I applied to three different universities in Germany, receiving positive decision from each. I also applied to a university in Sweden, but in the absence of scholarships it was also difficult to pay for tuition there (I was accepted, anyway).
I finally chose the Osnabrück University (Universität Osnabrück) – a place with a long history, and a home for a quite interesting program in Cognitive Science. Having spent two years there, I started to understand computational linguistics more specifically. I also learned to program software well, made connections in science, and got a general impression of how science works in Europe.
I can say that academically, Europe, the US and Russia are quite different. Still, after studying in the Netherlands it was easier for me to adapt to the new system. I studied on an international program with many other students. I so keep in touch with some of them, and sometimes pay them a visit.
Immediately after finishing my Master’s, I started looking for a job. I was 21 then, and I understood that it was time to become independent. Home was far away and the task of getting on my feet was a difficult challenge for me. For the next two and a half years I worked at the Bielefeld University (Universität Bielefeld).
In Sweden I started writing my first academic articles, received my first reviews of them and first good news they were accepted for international conferences. During these two years, I was giving lectures, conducting seminars, and started to understand that working at the university as a teacher was also very appealing to me.
It was a wonderful time for the launch of my career in science: I went to conferences and made presentations in Tilburg (Netherlands), Aix-en-Provence (France), Munich (Germany) and Tokyo (Japan). There were many other scientific exchanges and trips inside Germany. Those days it got me going not only I liked what I did, but also the way it happened. It was this time that I established serious connections, and started to make a name in science.
I went to Sweden with a specific goal: to work in doctoral studies at the University of Gothenburg (Göteborgs Universitet) and obtain a doctorate degree in computational linguistics. I was attracted by the working conditions, the city itself and the research group. Gothenburg is an incredibly musical city full of artists. A variety of cultural venues are constantly held here. Its close proximity to Oslo and Copenhagen makes it incredibly lively and active.
I was interviewed for a position in Google, and contacted various companies in Germany. Yet, science has taken its toll: since the beginning of this year, I have been living in Sweden, conducting my research here. I keep on teaching, but the focus is now more on research.
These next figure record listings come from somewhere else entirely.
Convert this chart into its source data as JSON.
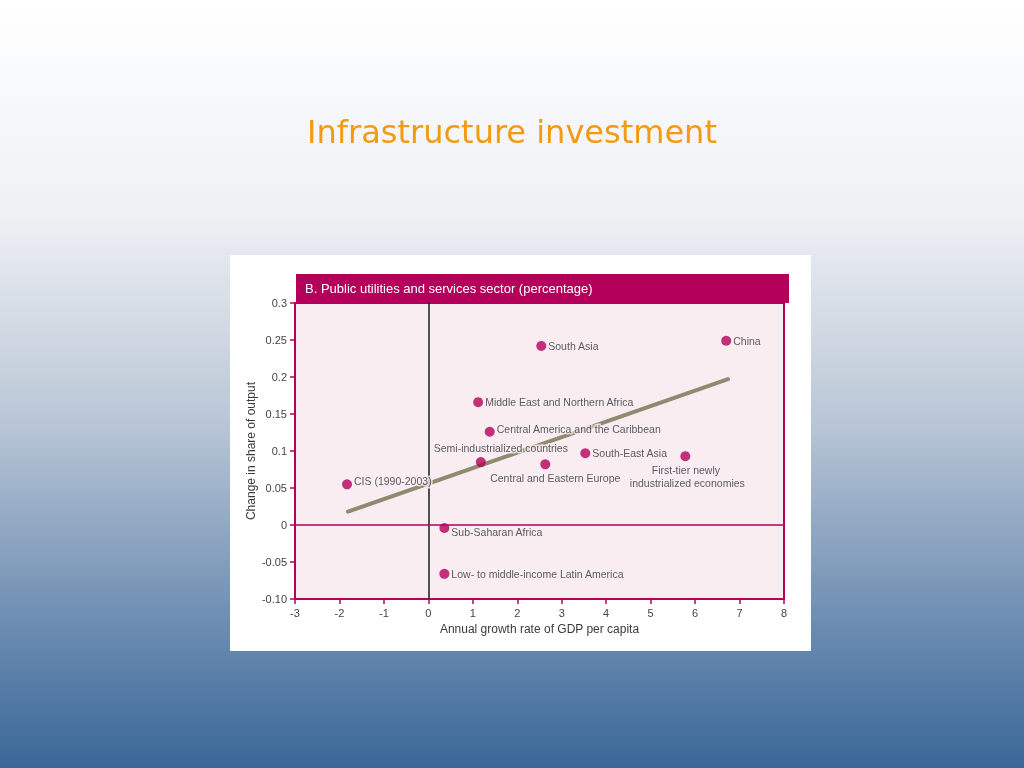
{
  "chart_data": {
    "type": "scatter",
    "title": "Infrastructure investment",
    "subtitle": "B. Public utilities and services sector (percentage)",
    "xlabel": "Annual growth rate of GDP per capita",
    "ylabel": "Change in share of output",
    "xlim": [
      -3,
      8
    ],
    "xticks": [
      -3,
      -2,
      -1,
      0,
      1,
      2,
      3,
      4,
      5,
      6,
      7,
      8
    ],
    "ylim": [
      -0.1,
      0.3
    ],
    "yticks": [
      {
        "value": -0.1,
        "label": "-0.10"
      },
      -0.05,
      0,
      0.05,
      0.1,
      0.15,
      0.2,
      0.25,
      0.3
    ],
    "grid": false,
    "legend": false,
    "marker": "circle",
    "series": [
      {
        "name": "South Asia",
        "color": "#b5005b",
        "x": [
          2.54
        ],
        "values": [
          0.242
        ]
      },
      {
        "name": "China",
        "color": "#b5005b",
        "x": [
          6.7
        ],
        "values": [
          0.249
        ]
      },
      {
        "name": "Middle East and Northern Africa",
        "color": "#b5005b",
        "x": [
          1.12
        ],
        "values": [
          0.166
        ]
      },
      {
        "name": "Central America and the Caribbean",
        "color": "#b5005b",
        "x": [
          1.38
        ],
        "values": [
          0.126
        ]
      },
      {
        "name": "Semi-industrialized countries",
        "color": "#b5005b",
        "x": [
          1.18
        ],
        "values": [
          0.085
        ]
      },
      {
        "name": "South-East Asia",
        "color": "#b5005b",
        "x": [
          3.53
        ],
        "values": [
          0.097
        ]
      },
      {
        "name": "First-tier newly industrialized economies",
        "color": "#b5005b",
        "x": [
          5.78
        ],
        "values": [
          0.093
        ]
      },
      {
        "name": "Central and Eastern Europe",
        "color": "#b5005b",
        "x": [
          2.63
        ],
        "values": [
          0.082
        ]
      },
      {
        "name": "CIS (1990-2003)",
        "color": "#b5005b",
        "x": [
          -1.83
        ],
        "values": [
          0.055
        ]
      },
      {
        "name": "Sub-Saharan Africa",
        "color": "#b5005b",
        "x": [
          0.36
        ],
        "values": [
          -0.004
        ]
      },
      {
        "name": "Low- to middle-income Latin America",
        "color": "#b5005b",
        "x": [
          0.36
        ],
        "values": [
          -0.066
        ]
      },
      {
        "type": "line",
        "color": "#8f8a70",
        "marker": "none",
        "x": [
          -1.81,
          6.74
        ],
        "values": [
          0.018,
          0.197
        ]
      }
    ],
    "ref_lines": [
      {
        "axis": "x",
        "value": 0,
        "color": "#1a1a1a"
      },
      {
        "axis": "y",
        "value": 0,
        "color": "#b5005b"
      }
    ]
  }
}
I am impressed by the Swedish lifestyle: they will never stay extra hours, these guys know the balance between life and work. The nature here is wonderful, almost like home! In the summer, I went for blueberries and even picked mushrooms. There are a lot of mountainous areas and islands here, extremely beautiful. Sometimes my friends and I make fires and sit by the lake side.
I was also lucky enough to visit Japan. There, I am attracted by almost everything from technical developments to dinners, ‘bento’ style. Tokyo is an incredibly large city, very dense, combining Western design with local Japanese architecture. I was only there for a week, and probably saw little, still I was impressed by how clean it was, and how much people respect each other.
It was when I left Russia that I started falling in love with my country. Perhaps, nostalgia? In any case, I am eager to visit my small homeland as often as possible. I feel drawn to Perm to see my countryside and people, especially childhood places, school mates and parents. Yet, having spent in Europe more than five years, my recent occupation, friends, environment and interests have grown beyond.